Sedangkan untuk para dokter PPDS anestesi, selama bertugas lebih banyak berkegiatan di ruang-ruang bangsal anak, ruang IGD, UGD, ICU. Bahkan punya tugas khusus menangani para pasien yang mengalami henti nafas.
"Pendidikan anestesi tidak hanya di UGD, kamar operasi, IGD, ICU untuk penanganan pasien-pasien yang henti nafas. Anestesi di ruang anak juga banyak. Jadi memang beban kerjanya lebih banyak. Memang perlu pengaturan yang lebih rumit tapi harus dilakukan," jelasnya.
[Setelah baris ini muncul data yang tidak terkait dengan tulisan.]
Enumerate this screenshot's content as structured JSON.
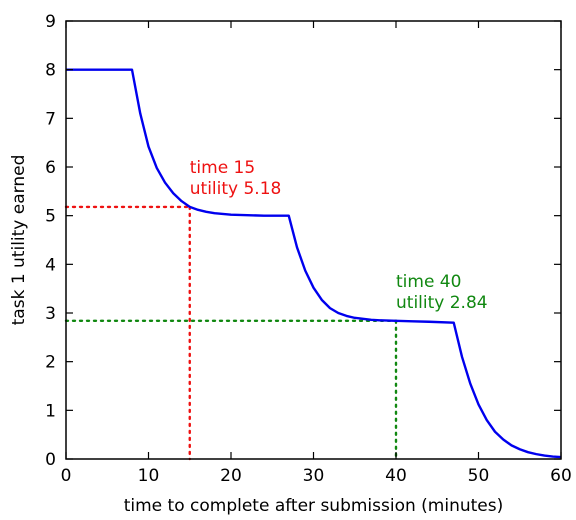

Sedangkan untuk kemungkinan tindakan perundungan alias bullying tidak hanya di dalam rumah sakit namun bisa saat beraktivitas di luar pendidikan. Sulit untuk mengetahui apakah dokter PPDS anestesi sejawatnya mengalami perundungan atau tidak.
"Tapi perundungan bisa terjadi tidak hanya di dalam rumah sakit tapi ketika di luar aktivitas pendidikan rumah sakit. Jadi sulit ditentukan. Meskipun kehidupan beliau banyak di rumah sakit. Jadi, apapun hasil investigasi kami hormati," pungkasnya. (Danny Adriadhi Utama/E10)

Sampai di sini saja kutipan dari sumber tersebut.